Pointers

Alan Berecka

July 5, 2026

 

The early church fathers 

all believed that God 

was a mystery, whose true 

nature lay well beyond 

human understanding,

 

but then in their next breath 

and with total confidence 

they set down rigid dogma 

and screamed heretic at anyone 

who disagreed with their creed.

 

The Buddha warned us

about the finger pointing 

at the moon. How if we 

stare too long at the finger, 

we lose sight of the moon.

 

Better we look to fields 

of wild flowers in full bloom, 

the oddly beautiful murmuration

of starlings, the joy of children at play, 

at lovers waking hand in hand,

of friends sitting down to a meal,

or in any simple act of compassion strangers 

bestow on one another, and begin to sense

that beyond the stale dogmas, we all

belong rooted in some glorious mystery.

Alan Berecka resides with his wife Alice and an ornery rescue dog named Ophelia in Sinton, Texas  He retired in January from being a librarian at Del Mar College in Corpus Christi and is settling into a whole new level of contentment.
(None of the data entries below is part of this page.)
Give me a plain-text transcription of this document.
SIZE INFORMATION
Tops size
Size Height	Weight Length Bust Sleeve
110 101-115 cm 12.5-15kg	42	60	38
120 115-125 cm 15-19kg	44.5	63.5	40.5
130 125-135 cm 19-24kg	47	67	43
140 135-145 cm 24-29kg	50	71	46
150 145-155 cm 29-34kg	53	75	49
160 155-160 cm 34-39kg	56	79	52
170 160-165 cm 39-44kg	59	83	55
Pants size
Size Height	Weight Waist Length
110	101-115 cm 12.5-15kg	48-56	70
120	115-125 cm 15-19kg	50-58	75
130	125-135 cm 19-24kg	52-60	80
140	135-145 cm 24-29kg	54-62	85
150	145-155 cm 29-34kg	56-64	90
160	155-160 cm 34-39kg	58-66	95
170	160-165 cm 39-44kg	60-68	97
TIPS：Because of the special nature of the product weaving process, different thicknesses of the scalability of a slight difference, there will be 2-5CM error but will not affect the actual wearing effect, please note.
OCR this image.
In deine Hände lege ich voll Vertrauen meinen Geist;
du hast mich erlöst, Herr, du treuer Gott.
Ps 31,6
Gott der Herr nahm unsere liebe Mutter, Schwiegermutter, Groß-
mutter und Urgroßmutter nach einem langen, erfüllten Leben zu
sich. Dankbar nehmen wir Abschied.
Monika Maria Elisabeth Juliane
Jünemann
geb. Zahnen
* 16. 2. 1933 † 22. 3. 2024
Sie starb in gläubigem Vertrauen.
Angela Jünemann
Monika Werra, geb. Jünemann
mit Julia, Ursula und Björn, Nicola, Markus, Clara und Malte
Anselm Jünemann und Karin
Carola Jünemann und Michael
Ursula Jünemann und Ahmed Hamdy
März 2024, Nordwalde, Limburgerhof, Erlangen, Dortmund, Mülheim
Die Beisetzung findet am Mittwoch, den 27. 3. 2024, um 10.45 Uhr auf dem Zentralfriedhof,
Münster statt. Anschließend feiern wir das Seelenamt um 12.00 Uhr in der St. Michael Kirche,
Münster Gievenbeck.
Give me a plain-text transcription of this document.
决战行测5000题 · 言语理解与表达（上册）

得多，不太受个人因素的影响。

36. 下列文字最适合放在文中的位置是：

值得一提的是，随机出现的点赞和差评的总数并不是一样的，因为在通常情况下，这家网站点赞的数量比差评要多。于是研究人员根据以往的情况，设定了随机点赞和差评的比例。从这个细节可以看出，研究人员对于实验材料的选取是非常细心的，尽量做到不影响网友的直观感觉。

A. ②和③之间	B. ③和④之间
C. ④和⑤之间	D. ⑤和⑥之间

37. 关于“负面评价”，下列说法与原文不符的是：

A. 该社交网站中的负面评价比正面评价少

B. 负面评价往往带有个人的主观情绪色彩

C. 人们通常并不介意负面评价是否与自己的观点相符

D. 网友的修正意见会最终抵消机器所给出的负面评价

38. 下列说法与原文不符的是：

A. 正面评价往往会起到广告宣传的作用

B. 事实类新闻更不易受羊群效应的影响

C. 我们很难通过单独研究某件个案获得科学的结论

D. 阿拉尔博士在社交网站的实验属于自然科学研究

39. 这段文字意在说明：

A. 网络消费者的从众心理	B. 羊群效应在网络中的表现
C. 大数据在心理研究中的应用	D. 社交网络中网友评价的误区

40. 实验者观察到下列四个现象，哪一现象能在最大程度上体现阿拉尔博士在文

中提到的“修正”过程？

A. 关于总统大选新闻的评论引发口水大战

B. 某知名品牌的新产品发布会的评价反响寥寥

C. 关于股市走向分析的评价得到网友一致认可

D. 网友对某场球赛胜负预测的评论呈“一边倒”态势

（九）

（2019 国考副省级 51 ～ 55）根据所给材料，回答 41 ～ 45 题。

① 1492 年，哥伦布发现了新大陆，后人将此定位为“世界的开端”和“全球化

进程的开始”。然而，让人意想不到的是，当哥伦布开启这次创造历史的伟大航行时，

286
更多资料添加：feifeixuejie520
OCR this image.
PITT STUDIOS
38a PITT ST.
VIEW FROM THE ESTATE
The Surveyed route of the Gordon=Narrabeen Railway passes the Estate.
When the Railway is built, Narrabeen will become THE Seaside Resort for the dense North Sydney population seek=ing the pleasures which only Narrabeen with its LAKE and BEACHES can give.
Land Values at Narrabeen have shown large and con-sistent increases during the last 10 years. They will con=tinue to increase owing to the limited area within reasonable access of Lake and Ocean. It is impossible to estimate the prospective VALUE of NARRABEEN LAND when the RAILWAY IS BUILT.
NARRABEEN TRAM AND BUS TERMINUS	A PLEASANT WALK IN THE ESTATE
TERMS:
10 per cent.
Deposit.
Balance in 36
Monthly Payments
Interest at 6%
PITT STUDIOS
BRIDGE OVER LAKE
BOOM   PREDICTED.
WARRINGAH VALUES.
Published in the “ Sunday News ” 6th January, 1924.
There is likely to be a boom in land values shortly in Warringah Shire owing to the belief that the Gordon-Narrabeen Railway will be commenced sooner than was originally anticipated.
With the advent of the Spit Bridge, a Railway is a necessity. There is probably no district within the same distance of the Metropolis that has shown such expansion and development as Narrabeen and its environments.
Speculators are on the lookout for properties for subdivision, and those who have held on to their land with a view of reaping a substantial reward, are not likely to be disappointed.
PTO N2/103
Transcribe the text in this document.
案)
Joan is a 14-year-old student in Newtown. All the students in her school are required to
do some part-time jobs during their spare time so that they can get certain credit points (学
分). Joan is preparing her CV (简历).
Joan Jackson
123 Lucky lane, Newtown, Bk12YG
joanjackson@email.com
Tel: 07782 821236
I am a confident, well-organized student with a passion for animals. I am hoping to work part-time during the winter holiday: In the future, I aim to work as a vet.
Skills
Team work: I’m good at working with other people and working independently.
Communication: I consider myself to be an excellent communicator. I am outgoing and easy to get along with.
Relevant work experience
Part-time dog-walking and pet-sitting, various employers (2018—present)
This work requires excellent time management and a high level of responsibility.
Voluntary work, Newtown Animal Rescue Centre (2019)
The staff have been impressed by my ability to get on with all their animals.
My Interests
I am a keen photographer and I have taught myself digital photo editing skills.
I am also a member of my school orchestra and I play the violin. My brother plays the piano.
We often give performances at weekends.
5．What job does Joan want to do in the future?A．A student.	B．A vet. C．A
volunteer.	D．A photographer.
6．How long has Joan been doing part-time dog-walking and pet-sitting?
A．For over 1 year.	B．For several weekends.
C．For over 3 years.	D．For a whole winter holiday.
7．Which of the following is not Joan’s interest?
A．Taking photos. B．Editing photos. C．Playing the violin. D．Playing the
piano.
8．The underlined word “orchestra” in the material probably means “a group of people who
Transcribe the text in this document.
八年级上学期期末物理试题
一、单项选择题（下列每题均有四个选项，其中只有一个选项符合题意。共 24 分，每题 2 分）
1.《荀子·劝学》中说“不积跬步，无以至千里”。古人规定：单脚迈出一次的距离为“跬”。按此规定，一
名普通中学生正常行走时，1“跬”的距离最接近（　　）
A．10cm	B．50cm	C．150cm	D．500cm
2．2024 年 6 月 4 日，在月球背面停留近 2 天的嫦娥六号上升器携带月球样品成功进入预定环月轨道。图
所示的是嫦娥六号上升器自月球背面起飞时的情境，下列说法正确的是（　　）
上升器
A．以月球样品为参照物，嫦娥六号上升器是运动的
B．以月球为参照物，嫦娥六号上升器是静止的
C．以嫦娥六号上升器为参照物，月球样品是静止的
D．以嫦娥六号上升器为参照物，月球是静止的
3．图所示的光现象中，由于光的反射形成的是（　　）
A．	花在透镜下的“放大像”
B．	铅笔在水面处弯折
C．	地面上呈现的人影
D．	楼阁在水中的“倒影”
His poetry has appeared in such places as the American Literary Review, Texas Review, and The San Antonio Express. He has authored three chapbooks, and six full collections, the latest of which is Atlas Sighs from Turning Plow Press, 2024. A Living is not a Life: A Working Title (Black Spruce Press, Brooklyn, 2021) was a finalist in the Hoffer Awards. From 2017 to 2019 he served as the first poet laureate of Corpus Christi.